Researchers will then have access to both data and tissue specimens from diseased and normal lungs so they can ask questions about them from the convenience of their computer screen, with options to input information and compare with their own data as well. These interactive features will allow identification of defective genes and disease biomarkers in order to find new diagnostic and therapeutic approaches faster and more efficiently than individual scientists working independently. LungMAP will also allow scientists to view 3D images of the lung and zoom in on structures of interest—even at the cellular level—to get a better understanding of how the lung works.

Jeffrey Whitsett, M.D., co-director of the Perinatal Institute at Cincinnati Children’s Hospital Medical Center and chair of the LungMAP Steering Committee, says the project has similarities to the widely-used Google Maps application. But instead of entering addresses into a search engine, researchers will provide “bioinformatics,” or biological data such as DNA sequences and proteins.

Screenshot of the homepage from www.LungMAP.net website
This screenshot shows the homepage from www.LungMAP.net. Source: LungMAP Team; NHLBI

“The power of LungMAP is really in this bioinformatics,” says Whitsett, who has studied lung disease for the past 40 years. “Researchers can insert complex biological data to understand structures, locations, cell types, what the cell is making, what the cell is doing, and how it interacts.” He says LungMAP also will help scientists to do research much faster than was possible even five years ago. “It’s a wonderful tool to study lung disease.”

Accomplishments

The project already is bearing fruit.  Researchers have produced nearly 100 research papers using LungMAP data. One study provided new insights into the how lung cells interact with the immune system. Another study provided new insights into how mammals adapt to breathing air after birth. 

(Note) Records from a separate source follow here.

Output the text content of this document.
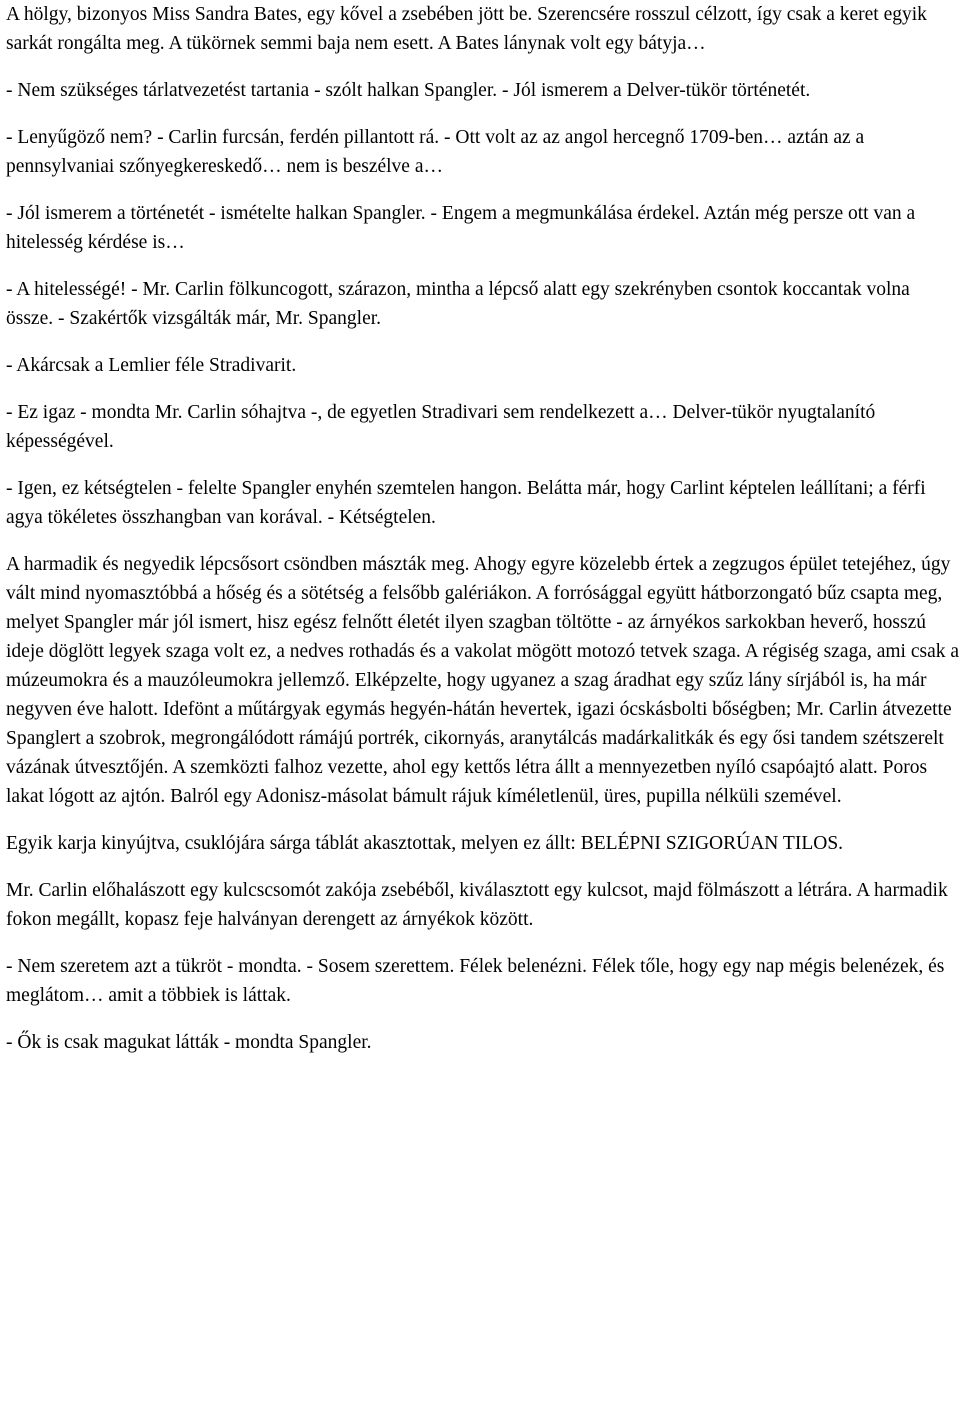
A hölgy, bizonyos Miss Sandra Bates, egy kővel a zsebében jött be. Szerencsére rosszul célzott, így csak a keret egyik sarkát rongálta meg. A tükörnek semmi baja nem esett. A Bates lánynak volt egy bátyja…

- Nem szükséges tárlatvezetést tartania - szólt halkan Spangler. - Jól ismerem a Delver-tükör történetét.

- Lenyűgöző nem? - Carlin furcsán, ferdén pillantott rá. - Ott volt az az angol hercegnő 1709-ben… aztán az a pennsylvaniai szőnyegkereskedő… nem is beszélve a…

- Jól ismerem a történetét - ismételte halkan Spangler. - Engem a megmunkálása érdekel. Aztán még persze ott van a hitelesség kérdése is…

- A hitelességé! - Mr. Carlin fölkuncogott, szárazon, mintha a lépcső alatt egy szekrényben csontok koccantak volna össze. - Szakértők vizsgálták már, Mr. Spangler.

- Akárcsak a Lemlier féle Stradivarit.

- Ez igaz - mondta Mr. Carlin sóhajtva -, de egyetlen Stradivari sem rendelkezett a… Delver-tükör nyugtalanító képességével.

- Igen, ez kétségtelen - felelte Spangler enyhén szemtelen hangon. Belátta már, hogy Carlint képtelen leállítani; a férfi agya tökéletes összhangban van korával. - Kétségtelen.

A harmadik és negyedik lépcsősort csöndben mászták meg. Ahogy egyre közelebb értek a zegzugos épület tetejéhez, úgy vált mind nyomasztóbbá a hőség és a sötétség a felsőbb galériákon. A forrósággal együtt hátborzongató bűz csapta meg, melyet Spangler már jól ismert, hisz egész felnőtt életét ilyen szagban töltötte - az árnyékos sarkokban heverő, hosszú ideje döglött legyek szaga volt ez, a nedves rothadás és a vakolat mögött motozó tetvek szaga. A régiség szaga, ami csak a múzeumokra és a mauzóleumokra jellemző. Elképzelte, hogy ugyanez a szag áradhat egy szűz lány sírjából is, ha már negyven éve halott. Idefönt a műtárgyak egymás hegyén-hátán hevertek, igazi ócskásbolti bőségben; Mr. Carlin átvezette Spanglert a szobrok, megrongálódott rámájú portrék, cikornyás, aranytálcás madárkalitkák és egy ősi tandem szétszerelt vázának útvesztőjén. A szemközti falhoz vezette, ahol egy kettős létra állt a mennyezetben nyíló csapóajtó alatt. Poros lakat lógott az ajtón. Balról egy Adonisz-másolat bámult rájuk kíméletlenül, üres, pupilla nélküli szemével.

Egyik karja kinyújtva, csuklójára sárga táblát akasztottak, melyen ez állt: BELÉPNI SZIGORÚAN TILOS.

Mr. Carlin előhalászott egy kulcscsomót zakója zsebéből, kiválasztott egy kulcsot, majd fölmászott a létrára. A harmadik fokon megállt, kopasz feje halványan derengett az árnyékok között.

- Nem szeretem azt a tükröt - mondta. - Sosem szerettem. Félek belenézni. Félek tőle, hogy egy nap mégis belenézek, és meglátom… amit a többiek is láttak.

- Ők is csak magukat látták - mondta Spangler.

Other notable accomplishments of LungMAP so far include:

  • Insights into the molecular and cellular interactions that result in alveologenesis, the complex process in which the lungs first develop their tiny balloon-like clusters of air sacs called alveoli 
  • First-of-its-kind single-cell transcriptomes and near single-cell proteomes of the developing lung, which involves examination of genes and proteins expressed at the level of individual cells
  • Identification of novel protein markers for the 40 known major lung cell types in humans
  • Development of a variety of tools for data annotation, integrated data analysis, and enhanced sharing with the research community
  • High-resolution 3D imaging of the structure of the alveoli – beyond the reach of computerized tomography (CT) or magnetic resonance imaging (MRI)
  • In vitro testing of isolated, purified, differentiated primary pediatric lung cells for responses to viral infections, oxygen, and e-cigarette vapors
     

As LungMAP enters its second phase, researchers say they are optimistic about its success in helping to understand the broad spectrum of lung diseases that affect millions of people worldwide. Many are hopeful that the powerful tool will take its place alongside other lung disease research tools now in use, including new imaging techniques, state-of-the-art genomics research, and well-designed clinical trials that have become a cornerstone of NHLBI’s research efforts. 

“LungMAP is a promising, cutting-edge project that could provide transformative research information for decades to come,” says James Kiley, Ph.D., director of NHLBI’s Division of Lung Diseases. “Fifty years from now, it’s conceivable that LungMAP will be remembered as one of the turning points in respiratory disease research.”